Considere também que, para muitas mulheres, andar de bicicleta pode ser a maneira mais segura de se locomover (motoristas imprudentes de lado). Eu me sinto muito mais confortável andando pela rua escura nas primeiras horas da minha bicicleta do que andando ou discutindo com comentários desconfiados em uma plataforma de metrô noturna deserta. É dito às mulheres que devem assumir a responsabilidade por sua própria segurança e depois desafiadas pelas mesmas forças quando tentam fazer exatamente isso. Nós não podemos vencer.

O abuso de ciclistas sente-se ainda mais apontado, dada a longa história da bicicleta como um símbolo de libertação para as mulheres.

Na virada do século XX, as mulheres progressistas sentiram com satisfação que a popularização da bicicleta sinalizava uma oportunidade para um novo tipo de liberdade e mobilidade. Era difícil ser acompanhado de bicicleta e quase impossível andar de sela lateral ou em vestidos longos e restritivos que caracterizavam a moda feminina durante grande parte do século XIX.

Os cartuns dessa época refletem o pânico moral que acompanhou a libertação das mulheres de bicicleta – com ciclistas retratando fumar, protestar, vestir roupas masculinas e abandonar seus deveres domésticos. Como um editorial de 1896 proclamou: “Para os homens, a bicicleta no começo era apenas um brinquedo novo, outra máquina adicionada à longa lista de dispositivos que eles conheciam em seus trabalhos e brincadeiras. Para as mulheres, foi um cavalo sobre o qual eles montaram em um mundo novo. ”
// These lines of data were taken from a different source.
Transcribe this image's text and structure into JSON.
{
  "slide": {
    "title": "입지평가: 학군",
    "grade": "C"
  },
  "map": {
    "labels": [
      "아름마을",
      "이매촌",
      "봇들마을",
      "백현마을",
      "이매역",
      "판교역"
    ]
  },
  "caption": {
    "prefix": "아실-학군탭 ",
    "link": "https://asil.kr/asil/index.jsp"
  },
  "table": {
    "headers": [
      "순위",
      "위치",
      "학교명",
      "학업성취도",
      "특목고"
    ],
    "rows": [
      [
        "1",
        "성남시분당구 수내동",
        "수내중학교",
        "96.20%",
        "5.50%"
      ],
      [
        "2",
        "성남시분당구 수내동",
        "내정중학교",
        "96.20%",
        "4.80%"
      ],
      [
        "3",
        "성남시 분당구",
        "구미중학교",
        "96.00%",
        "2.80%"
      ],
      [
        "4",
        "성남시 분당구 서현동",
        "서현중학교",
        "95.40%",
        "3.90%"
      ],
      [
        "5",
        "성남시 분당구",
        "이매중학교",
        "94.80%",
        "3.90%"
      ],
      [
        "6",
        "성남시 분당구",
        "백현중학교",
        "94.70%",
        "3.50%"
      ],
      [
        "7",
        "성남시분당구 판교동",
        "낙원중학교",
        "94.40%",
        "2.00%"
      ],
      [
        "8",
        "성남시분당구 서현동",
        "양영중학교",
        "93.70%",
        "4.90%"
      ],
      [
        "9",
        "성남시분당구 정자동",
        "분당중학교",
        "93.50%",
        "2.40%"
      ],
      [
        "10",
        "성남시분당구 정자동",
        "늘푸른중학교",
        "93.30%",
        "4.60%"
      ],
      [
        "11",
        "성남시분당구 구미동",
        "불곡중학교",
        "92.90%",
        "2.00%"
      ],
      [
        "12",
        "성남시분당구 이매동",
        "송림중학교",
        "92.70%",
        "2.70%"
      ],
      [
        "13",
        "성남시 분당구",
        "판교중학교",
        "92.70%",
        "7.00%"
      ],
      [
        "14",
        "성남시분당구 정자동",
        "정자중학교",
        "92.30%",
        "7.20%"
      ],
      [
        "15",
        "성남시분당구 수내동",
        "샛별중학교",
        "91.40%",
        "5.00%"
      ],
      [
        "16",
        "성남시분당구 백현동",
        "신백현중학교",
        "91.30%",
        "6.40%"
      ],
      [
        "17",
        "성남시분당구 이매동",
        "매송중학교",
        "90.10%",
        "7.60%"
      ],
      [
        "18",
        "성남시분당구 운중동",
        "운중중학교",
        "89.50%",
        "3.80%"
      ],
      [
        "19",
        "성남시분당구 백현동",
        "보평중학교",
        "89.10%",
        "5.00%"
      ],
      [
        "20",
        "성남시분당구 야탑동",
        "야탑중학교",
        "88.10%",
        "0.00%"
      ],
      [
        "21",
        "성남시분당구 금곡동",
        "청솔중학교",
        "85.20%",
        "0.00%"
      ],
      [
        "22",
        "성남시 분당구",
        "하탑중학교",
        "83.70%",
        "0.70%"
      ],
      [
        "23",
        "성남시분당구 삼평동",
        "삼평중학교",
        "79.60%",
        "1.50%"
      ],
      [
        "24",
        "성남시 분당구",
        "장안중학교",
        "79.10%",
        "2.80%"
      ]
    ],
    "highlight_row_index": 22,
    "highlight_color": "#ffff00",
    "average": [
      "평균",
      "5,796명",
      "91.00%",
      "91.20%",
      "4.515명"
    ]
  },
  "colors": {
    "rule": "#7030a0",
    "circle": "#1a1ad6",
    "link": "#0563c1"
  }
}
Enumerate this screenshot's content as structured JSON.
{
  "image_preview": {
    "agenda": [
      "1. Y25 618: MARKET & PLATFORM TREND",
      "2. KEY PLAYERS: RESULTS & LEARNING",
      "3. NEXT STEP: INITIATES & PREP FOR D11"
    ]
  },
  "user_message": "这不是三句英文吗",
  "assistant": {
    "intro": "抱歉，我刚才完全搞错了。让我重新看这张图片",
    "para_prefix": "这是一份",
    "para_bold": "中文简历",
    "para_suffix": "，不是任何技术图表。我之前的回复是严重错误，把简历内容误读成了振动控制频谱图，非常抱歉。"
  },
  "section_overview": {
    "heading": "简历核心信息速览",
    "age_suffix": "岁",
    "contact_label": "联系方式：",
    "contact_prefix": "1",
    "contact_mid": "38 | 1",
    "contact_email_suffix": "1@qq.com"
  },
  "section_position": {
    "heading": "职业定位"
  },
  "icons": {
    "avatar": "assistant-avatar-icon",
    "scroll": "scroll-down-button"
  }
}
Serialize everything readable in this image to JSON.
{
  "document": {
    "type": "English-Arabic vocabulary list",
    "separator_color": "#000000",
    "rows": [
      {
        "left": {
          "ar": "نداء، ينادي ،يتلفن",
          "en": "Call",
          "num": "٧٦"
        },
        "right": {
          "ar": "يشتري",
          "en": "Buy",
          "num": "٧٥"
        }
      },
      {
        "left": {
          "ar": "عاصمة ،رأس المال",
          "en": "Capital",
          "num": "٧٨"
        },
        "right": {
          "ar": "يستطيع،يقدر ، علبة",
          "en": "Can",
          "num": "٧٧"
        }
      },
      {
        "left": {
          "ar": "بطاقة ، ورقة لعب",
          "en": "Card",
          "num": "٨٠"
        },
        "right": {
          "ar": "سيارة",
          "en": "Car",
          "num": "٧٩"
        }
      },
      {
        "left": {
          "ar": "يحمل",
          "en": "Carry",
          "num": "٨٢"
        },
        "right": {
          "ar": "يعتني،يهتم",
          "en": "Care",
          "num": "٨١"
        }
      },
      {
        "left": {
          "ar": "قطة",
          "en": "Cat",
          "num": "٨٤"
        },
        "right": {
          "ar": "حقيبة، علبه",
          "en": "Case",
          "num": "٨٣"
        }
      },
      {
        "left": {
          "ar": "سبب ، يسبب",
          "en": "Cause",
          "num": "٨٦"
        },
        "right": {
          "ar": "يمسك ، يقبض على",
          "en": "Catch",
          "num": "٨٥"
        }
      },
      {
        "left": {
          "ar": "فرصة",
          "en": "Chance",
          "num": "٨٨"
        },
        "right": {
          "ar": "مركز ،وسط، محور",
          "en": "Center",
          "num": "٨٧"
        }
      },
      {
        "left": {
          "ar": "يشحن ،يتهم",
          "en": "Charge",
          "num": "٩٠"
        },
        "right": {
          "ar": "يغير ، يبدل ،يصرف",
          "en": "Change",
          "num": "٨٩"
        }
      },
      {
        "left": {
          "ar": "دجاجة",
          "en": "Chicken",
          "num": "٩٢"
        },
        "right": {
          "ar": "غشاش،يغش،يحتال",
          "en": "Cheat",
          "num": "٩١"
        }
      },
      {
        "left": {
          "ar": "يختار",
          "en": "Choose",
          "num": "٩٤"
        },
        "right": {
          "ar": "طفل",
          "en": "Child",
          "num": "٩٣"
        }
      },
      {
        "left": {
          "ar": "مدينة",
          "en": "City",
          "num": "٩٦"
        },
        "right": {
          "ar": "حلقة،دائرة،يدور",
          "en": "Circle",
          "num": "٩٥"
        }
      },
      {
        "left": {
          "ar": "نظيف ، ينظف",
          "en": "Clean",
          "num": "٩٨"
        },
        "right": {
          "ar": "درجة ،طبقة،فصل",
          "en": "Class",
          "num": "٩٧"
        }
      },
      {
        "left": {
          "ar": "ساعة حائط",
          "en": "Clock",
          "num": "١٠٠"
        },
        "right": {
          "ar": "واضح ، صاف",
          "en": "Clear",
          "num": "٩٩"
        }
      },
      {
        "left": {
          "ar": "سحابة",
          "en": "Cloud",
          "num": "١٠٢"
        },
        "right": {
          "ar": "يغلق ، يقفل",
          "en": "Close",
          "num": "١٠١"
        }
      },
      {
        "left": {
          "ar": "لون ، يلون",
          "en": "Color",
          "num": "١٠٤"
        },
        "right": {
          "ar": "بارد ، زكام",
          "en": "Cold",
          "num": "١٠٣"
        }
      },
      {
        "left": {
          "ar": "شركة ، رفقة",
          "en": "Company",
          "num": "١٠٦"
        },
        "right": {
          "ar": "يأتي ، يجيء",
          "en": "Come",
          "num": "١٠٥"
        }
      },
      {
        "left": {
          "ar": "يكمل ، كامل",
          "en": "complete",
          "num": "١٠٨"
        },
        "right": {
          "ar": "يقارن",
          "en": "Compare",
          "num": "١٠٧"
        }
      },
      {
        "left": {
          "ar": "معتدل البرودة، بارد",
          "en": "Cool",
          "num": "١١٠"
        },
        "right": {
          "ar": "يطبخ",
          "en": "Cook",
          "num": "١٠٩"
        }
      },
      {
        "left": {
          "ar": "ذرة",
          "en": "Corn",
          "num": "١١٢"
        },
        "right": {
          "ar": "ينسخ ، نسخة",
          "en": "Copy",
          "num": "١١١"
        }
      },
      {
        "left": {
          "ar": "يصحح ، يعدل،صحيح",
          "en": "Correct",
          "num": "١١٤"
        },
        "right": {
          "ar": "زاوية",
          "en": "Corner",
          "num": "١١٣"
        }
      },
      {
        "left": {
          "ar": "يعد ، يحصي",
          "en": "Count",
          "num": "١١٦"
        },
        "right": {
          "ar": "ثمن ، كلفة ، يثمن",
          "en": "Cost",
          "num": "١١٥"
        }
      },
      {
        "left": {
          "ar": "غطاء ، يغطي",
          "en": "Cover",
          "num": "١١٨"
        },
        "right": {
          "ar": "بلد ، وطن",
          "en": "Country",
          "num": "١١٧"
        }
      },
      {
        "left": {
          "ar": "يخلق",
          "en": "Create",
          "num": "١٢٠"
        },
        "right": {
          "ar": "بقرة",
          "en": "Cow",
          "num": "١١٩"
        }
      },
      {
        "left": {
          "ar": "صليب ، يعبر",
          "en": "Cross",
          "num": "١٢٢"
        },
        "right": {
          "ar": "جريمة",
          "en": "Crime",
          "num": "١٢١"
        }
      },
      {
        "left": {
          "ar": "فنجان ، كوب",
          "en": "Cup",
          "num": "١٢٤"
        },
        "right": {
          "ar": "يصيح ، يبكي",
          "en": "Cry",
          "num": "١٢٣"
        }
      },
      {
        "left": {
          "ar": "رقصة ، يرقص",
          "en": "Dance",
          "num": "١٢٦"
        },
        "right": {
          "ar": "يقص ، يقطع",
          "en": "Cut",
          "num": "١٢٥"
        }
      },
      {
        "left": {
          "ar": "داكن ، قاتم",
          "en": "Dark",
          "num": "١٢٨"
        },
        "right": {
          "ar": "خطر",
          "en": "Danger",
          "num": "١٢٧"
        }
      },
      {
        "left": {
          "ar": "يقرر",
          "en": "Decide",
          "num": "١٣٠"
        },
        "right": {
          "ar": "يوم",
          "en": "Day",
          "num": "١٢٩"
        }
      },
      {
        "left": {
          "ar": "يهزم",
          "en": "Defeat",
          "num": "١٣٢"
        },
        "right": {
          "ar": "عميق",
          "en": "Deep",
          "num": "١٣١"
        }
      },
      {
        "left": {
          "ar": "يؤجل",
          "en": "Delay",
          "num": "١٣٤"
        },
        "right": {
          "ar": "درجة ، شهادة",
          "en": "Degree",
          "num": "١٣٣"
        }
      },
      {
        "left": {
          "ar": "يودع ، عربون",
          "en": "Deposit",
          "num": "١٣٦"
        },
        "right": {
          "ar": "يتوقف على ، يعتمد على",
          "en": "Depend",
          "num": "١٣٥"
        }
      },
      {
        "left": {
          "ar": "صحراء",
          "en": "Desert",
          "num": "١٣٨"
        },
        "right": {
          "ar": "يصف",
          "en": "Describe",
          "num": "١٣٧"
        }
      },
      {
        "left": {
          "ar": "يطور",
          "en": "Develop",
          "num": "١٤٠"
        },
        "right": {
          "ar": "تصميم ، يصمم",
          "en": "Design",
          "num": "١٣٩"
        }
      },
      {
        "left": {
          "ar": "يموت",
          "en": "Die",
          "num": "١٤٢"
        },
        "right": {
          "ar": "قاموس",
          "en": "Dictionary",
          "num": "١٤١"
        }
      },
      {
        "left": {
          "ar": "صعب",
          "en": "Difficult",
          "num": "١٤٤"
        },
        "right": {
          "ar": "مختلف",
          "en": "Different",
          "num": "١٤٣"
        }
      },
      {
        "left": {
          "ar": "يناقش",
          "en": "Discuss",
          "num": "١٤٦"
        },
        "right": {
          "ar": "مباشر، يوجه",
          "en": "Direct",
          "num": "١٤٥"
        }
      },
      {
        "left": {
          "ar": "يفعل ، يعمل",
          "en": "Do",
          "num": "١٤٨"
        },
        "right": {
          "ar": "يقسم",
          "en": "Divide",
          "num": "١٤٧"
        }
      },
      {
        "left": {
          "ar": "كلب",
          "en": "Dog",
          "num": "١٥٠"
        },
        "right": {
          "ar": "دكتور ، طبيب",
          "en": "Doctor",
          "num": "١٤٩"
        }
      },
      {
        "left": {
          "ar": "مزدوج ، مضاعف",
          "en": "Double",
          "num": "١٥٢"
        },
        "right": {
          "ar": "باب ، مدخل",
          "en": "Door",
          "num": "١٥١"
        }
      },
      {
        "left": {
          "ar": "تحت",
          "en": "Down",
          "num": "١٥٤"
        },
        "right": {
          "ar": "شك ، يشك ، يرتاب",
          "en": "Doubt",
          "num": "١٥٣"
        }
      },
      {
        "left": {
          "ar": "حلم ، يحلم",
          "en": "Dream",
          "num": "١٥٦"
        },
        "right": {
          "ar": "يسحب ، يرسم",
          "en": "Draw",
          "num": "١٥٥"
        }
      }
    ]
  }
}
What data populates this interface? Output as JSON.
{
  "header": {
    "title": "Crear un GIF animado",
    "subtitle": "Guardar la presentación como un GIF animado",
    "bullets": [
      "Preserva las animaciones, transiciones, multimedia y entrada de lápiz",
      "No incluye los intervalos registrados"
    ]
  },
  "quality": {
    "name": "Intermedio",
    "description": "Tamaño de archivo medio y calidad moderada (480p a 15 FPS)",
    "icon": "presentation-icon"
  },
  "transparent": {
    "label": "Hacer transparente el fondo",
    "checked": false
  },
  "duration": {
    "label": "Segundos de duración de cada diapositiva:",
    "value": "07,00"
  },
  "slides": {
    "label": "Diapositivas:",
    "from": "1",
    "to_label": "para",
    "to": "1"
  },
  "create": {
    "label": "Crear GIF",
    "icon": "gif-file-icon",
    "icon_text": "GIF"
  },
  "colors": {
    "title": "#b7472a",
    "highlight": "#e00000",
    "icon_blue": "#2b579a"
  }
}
Infelizmente, minhas experiências e as de outras pessoas demonstram que esse novo mundo ainda está distante. Desde o chamado para a manifestação, uma série de interações cotidianas afirmam o direito dos homens aos espaços públicos e, simultaneamente, questionam o direito das mulheres de existir neles. A agressão dos homens às ciclistas faz parte desse sistema.

Isso ocorre em um nível que é pelo menos parcialmente inconsciente. Os homens que dirigem esse vitríolo contra nós estão agindo instintivamente. Mas suas reações são tornadas inevitáveis ​​por uma sociedade que condiciona os homens a ver as mulheres se movendo livremente através dela como uma ameaça e uma subversão.

Kate Jelly é pesquisadora de direitos humanos com foco em gênero e ativista ambiental.